Class Measurer<V,​E>

  • Type Parameters:
    V - the type of nodes in the graph
    E - the type of edges in the graph

    public class Measurer<V,​E>
    extends Object
    A clustering algorithm performance measurement class.

    Given a clustering algorithm provider and a graph, it measures the running time of the clustering algorithm on every input graph.

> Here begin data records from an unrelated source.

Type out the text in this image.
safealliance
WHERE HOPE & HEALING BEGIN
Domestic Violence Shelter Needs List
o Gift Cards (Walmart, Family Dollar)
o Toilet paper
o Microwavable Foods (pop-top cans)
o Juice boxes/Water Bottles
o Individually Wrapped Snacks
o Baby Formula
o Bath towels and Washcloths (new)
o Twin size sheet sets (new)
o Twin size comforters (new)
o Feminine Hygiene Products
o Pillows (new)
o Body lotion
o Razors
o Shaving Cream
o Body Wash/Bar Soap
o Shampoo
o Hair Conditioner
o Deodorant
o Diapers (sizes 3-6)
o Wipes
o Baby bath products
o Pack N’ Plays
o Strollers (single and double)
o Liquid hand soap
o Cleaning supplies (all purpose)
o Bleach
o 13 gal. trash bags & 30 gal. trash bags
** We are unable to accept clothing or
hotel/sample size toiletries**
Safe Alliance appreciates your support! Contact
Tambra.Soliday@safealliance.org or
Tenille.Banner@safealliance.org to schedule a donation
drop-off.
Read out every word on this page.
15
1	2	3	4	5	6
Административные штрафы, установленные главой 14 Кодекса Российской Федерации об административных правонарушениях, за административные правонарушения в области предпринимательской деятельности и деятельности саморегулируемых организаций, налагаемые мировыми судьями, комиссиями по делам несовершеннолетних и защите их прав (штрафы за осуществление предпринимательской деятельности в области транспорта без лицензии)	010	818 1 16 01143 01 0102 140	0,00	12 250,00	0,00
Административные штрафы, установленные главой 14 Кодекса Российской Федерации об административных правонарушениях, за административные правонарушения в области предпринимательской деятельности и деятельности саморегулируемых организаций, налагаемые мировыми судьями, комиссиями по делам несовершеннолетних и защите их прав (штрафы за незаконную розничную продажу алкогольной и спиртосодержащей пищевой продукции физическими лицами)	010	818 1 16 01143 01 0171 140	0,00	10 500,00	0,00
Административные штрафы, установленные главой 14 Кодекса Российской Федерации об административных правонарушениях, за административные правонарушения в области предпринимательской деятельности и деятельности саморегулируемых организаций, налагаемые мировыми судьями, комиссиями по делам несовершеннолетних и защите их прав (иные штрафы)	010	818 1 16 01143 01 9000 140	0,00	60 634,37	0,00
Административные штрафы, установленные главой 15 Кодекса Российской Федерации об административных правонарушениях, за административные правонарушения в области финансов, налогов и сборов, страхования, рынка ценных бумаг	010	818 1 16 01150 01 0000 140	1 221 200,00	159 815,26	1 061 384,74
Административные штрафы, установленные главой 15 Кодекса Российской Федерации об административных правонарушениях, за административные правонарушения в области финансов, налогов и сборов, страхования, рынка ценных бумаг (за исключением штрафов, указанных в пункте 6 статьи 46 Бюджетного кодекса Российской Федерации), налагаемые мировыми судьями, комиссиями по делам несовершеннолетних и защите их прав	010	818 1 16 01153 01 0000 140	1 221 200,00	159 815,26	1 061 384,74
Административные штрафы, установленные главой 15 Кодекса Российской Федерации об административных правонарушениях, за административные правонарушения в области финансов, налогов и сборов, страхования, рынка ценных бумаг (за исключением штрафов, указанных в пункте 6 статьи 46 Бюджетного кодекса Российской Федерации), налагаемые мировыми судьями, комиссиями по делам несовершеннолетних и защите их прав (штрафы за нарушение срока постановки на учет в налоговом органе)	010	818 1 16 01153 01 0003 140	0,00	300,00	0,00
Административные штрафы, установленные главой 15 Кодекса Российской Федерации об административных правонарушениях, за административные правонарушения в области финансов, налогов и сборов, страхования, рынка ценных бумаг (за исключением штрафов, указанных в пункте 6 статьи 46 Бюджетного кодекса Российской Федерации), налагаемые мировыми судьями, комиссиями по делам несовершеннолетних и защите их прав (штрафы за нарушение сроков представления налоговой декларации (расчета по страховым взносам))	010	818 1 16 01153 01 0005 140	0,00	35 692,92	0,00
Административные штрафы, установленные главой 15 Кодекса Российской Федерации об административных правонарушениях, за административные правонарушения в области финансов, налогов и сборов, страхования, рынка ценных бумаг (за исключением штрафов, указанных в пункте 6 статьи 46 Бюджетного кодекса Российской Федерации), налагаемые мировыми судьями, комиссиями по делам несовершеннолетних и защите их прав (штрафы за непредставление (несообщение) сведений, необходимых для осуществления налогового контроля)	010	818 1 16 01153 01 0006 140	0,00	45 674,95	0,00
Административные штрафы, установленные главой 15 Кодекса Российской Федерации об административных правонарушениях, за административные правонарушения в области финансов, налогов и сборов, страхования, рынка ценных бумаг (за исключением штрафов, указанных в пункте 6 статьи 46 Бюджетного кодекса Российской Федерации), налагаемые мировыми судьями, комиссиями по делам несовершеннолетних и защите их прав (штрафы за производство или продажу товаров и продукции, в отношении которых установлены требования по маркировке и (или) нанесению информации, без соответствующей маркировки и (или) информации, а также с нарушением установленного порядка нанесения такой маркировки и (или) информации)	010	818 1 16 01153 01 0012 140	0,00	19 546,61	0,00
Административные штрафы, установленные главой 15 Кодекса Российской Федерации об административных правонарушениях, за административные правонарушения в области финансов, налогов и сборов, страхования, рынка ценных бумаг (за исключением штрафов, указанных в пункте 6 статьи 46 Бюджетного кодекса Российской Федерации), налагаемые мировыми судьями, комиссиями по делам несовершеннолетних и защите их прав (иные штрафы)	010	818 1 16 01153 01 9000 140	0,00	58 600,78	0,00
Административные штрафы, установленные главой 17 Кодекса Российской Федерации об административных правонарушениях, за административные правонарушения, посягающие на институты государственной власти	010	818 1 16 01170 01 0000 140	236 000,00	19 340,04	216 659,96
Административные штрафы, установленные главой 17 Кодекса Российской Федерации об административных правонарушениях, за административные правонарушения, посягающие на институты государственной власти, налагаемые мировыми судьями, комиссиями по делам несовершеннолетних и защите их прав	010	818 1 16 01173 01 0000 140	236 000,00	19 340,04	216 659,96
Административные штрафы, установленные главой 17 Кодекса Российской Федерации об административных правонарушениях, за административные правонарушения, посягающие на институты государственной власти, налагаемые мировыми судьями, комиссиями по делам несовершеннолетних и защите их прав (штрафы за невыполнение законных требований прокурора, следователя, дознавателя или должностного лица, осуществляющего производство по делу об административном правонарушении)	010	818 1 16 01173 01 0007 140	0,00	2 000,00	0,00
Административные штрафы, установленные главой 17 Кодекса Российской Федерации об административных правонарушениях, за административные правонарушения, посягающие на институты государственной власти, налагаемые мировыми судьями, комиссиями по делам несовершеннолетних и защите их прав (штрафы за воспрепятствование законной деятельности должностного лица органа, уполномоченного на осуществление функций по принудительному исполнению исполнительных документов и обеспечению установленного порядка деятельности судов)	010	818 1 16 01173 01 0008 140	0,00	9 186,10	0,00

    Before recording the measurements, it warms up by running exactly the same operation to leverage the influence of JIT and other VM optimizations.

    See Also:
    Clustering
    • Constructor Detail

      • Measurer

        public Measurer​(Function<org.jgrapht.Graph<V,​E>,​Clustering<V>> provider,
                        org.jgrapht.Graph<V,​E> graph,
                        int repetitions,
                        int warmup)
        Create an instance of Measurer.
        Parameters:
        provider - the clustering algorithm provider
        graph - the graph
        repetitions - the number of repetitions
        warmup - the number of off-record repetitions
      • Measurer

        public Measurer​(Function<org.jgrapht.Graph<V,​E>,​Clustering<V>> provider,
                        org.jgrapht.Graph<V,​E> graph)
        Create an instance of Measurer.
        Parameters:
        provider - the clustering algorithm provider
        graph - the graph
    • Method Detail

      • getGraph

        public org.jgrapht.Graph<V,​E> getGraph()
        Return the input graph.
        Returns:
        the graph
      • getDurations

        public List<Long> getDurations()
        Return the list of the measured graph clustering durations in milliseconds.
        Returns:
        the list of durations
      • getClusters

        public List<Integer> getClusters()
        Return the list of the measured number of clusters.
        Returns:
        the list of cluster sizes
      • run

        public void run()
        Perform the measurement. First, warmup iterations are performed off-record. Then, the actual repetitions are performed to measure the performance of the clustering algorithm.